Add Pi (earendil-works) as the sixth searchable backend#28
Open
tony wants to merge 7 commits into
Open
Conversation
why: Adding earendil-works/pi (issue #25) as a searchable backend starts with teaching every agent-name surface that "pi" exists. This commit is inert on its own — pi is a recognized agent with no stores yet, so discovery and parsing are never reached — which keeps the literal change isolated from the catalog/discovery/parser layers that follow. what: - Add "pi" to the AgentName literal in stores.py, __init__.py, and mcp/_library.py, plus the AgentSelector literal and AGENT_CHOICES. - Add "pi" to the five MCP model agent literals and the query registry's agent enum_values (and its docstring values line). - Mention Pi in the MCP server-instruction header and trigger scope. - Add "pi" to the package description and keywords.

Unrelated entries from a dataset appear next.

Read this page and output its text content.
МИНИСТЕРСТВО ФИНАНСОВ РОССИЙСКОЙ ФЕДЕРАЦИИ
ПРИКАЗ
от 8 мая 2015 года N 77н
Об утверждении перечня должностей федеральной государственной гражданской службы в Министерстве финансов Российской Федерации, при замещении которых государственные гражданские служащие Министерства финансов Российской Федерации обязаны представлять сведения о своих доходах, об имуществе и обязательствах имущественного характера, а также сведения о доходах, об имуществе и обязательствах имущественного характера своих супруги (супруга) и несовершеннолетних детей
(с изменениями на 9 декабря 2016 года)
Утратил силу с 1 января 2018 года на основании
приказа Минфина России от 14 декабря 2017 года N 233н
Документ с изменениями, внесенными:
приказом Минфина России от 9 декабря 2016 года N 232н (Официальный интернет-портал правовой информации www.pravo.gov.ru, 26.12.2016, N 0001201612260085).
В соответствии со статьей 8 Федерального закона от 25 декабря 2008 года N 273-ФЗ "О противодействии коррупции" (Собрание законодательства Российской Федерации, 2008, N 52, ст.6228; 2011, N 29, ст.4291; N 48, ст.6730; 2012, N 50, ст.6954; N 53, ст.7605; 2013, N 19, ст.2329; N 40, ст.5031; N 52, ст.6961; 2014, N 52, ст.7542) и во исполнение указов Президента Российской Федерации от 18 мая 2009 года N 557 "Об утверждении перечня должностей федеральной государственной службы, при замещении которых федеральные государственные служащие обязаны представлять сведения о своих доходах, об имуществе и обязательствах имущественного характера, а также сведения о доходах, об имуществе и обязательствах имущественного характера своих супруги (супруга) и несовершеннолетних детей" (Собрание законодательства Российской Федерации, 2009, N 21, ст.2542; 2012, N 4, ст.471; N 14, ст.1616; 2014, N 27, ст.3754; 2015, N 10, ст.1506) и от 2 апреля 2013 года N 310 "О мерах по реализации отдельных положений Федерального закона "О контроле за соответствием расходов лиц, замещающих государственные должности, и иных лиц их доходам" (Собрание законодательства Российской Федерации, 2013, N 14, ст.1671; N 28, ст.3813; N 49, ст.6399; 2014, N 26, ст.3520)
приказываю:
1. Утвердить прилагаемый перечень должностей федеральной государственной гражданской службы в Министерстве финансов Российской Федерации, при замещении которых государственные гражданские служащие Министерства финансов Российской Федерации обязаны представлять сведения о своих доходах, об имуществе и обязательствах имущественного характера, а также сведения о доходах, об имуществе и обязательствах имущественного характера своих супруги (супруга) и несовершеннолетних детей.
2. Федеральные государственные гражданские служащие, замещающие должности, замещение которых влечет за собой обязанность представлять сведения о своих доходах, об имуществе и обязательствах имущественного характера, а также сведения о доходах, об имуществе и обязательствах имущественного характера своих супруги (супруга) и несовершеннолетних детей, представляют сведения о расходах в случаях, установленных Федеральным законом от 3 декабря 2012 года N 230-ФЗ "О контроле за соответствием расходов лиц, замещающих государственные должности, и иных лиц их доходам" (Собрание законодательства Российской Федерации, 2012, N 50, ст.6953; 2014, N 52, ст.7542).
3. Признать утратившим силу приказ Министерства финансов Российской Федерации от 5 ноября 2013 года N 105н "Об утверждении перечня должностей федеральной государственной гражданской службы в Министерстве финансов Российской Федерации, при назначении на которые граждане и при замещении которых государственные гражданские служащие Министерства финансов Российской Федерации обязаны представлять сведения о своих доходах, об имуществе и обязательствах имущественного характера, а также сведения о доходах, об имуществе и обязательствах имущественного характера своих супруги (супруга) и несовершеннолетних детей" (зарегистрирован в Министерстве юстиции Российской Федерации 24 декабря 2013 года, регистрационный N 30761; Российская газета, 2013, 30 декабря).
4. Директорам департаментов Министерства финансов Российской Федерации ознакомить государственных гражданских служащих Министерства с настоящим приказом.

why: The catalogue is agentgrep's single source of truth for where agent data lives and what shape it takes. pi gets one searchable store (its JSONL session transcripts) plus documentary descriptors for every other on-disk artifact it can create, so the catalogue stays a complete inventory even for data agentgrep never searches. what: - Add _PI_OBSERVED_AT and the _PI_STORES tuple: pi.sessions (PRIMARY_CHAT, searched, two discovery specs for the default nested layout and the flat PI_CODING_AGENT_SESSION_DIR override) plus nine documentary rows (settings, auth [PRIVATE credentials], models, themes, tools, bin, prompts, debug_log, extensions_npm). - Splice _PI_STORES into CATALOG, bump catalog_version to 10, and advance captured_at to the pi observation date. - Register pi.sessions_jsonl.v1 in the MCP KNOWN_ADAPTERS tuple. - Add "pi" to the test-side KNOWN_AGENTS so the catalogue invariants cover the new rows.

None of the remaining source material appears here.